Henry Hudson (?-1611?),
English navigator, famous for four great voyages of discovery; a river and a bay
in North America are named for him. Nothing is known of Hudson's life before
1607, the year in which he undertook his first expedition for the English
Muscovy Company. Commanding a single ship, the Hopewell, Hudson touched
the shores of Greenland and the Svalbard islands, and sailed as far north as
80°23’ in an attempt to find a northeast passage by way of the Arctic Ocean to
East Asia. During the following year he sailed in the same ship under the
auspices of the same company, and again attempted unsuccessfully to find a
passage, this time by way of the islands of Novaya Zemlya in the Barents Sea.
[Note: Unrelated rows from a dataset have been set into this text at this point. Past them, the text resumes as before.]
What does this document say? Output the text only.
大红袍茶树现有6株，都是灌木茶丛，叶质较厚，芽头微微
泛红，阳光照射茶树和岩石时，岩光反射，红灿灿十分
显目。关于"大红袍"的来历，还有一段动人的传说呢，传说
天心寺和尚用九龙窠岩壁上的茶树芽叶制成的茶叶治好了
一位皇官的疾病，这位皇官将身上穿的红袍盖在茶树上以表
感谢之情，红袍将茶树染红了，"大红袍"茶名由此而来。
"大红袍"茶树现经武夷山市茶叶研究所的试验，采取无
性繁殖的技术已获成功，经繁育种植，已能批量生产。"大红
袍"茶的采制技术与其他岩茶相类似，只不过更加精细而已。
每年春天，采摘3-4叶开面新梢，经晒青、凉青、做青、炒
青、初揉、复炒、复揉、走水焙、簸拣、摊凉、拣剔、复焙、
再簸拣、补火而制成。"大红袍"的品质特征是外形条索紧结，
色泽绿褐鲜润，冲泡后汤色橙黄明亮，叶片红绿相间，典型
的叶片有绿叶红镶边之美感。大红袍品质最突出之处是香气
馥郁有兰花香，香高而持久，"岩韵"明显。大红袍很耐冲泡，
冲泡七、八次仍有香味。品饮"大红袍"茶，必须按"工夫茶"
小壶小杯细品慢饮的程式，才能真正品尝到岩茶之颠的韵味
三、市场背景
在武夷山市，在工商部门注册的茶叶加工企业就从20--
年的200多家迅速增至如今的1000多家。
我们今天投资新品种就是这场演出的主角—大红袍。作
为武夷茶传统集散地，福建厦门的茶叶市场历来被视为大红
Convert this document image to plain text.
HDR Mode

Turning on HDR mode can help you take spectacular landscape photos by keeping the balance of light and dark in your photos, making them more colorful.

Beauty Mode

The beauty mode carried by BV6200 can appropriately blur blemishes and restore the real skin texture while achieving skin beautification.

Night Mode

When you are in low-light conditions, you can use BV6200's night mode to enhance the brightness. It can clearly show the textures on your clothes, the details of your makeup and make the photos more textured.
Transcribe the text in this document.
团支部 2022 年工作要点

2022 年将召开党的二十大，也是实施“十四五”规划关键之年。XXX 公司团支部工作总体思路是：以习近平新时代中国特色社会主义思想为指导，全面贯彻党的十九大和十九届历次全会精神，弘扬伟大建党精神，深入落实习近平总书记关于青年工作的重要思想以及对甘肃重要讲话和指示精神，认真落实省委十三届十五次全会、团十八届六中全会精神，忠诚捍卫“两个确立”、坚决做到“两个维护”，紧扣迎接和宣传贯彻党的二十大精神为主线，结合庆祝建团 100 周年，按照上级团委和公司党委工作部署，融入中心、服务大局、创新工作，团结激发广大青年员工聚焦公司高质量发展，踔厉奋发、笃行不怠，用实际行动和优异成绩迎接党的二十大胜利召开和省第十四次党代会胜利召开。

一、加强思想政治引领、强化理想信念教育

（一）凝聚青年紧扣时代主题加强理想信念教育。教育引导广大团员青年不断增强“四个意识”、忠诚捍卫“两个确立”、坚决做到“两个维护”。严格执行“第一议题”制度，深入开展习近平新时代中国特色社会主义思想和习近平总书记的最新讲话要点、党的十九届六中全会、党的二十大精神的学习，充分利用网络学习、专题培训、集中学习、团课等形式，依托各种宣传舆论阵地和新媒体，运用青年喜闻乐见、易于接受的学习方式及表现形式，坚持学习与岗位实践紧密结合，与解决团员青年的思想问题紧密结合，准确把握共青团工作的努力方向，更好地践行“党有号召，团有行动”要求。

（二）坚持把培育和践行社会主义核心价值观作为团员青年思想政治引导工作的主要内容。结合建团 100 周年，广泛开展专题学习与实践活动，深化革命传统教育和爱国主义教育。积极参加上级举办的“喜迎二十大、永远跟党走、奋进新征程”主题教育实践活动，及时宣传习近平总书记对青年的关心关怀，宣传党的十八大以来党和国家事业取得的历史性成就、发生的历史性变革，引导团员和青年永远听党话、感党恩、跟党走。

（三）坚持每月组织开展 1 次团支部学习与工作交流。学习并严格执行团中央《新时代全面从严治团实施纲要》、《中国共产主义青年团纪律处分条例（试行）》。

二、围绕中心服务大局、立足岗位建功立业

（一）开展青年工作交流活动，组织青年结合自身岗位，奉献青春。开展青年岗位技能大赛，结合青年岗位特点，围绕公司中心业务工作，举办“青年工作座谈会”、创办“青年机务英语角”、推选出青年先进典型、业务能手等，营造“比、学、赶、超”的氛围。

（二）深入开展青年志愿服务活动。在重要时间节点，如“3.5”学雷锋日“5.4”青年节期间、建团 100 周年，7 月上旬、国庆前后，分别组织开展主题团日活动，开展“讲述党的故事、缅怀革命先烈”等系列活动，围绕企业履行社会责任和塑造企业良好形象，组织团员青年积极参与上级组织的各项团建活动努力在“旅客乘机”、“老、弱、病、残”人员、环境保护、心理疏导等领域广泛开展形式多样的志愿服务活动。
Upon his return, the Muscovy Co. withdrew their support, and Hudson turned to
the Dutch East India Co. for new funds and a ship to carry on his work. In that
company's employ he sailed from the Dutch island of Texel, on his third voyage
in 1609, in the Half Moon, a vessel of about 73 metric tons, with a mixed
Dutch and English crew of 18 or 20 men. He again began his exploration off
Novaya Zemlya, intending to try a passage through the ice, but his crew, having
endured extremely cold and harsh weather, mutinied, and Hudson headed west and
south past Nova Scotia and down the North American coast, in the belief that the
Atlantic Ocean was separated from the Pacific Ocean only by a narrow isthmus. In
September 1609 he first entered New York Bay, and he spent the following month
exploring the Hudson River to a point about 240 km (about 150 mi) from its
mouth, at about the present site of the city of Albany. Before the end of the
year Hudson and his men returned to England, where they and their ship were
seized by the government. Hudson was commanded from that time on to serve only
the country of his birth.
In 1610 Hudson set out on his final voyage under the
patronage of a newly formed company of English gentlemen. In his new ship, the
Discovery, he decided from the start to search for a northwest passage;
he reached the Hudson Strait by the middle of the year, and passed into Hudson
Bay beyond it, where he spent three months exploring the eastern islands and
shores. By November his ship was frozen in, and a winter of extreme privation
and cold led to dissension among the crew. A part of the crew mutinied in June
1611 and put Hudson, his son, and seven others of the company adrift in a small
boat. A few survivors from the mutinous crew reached England, where they were
imprisoned, but Hudson and the others were never seen again.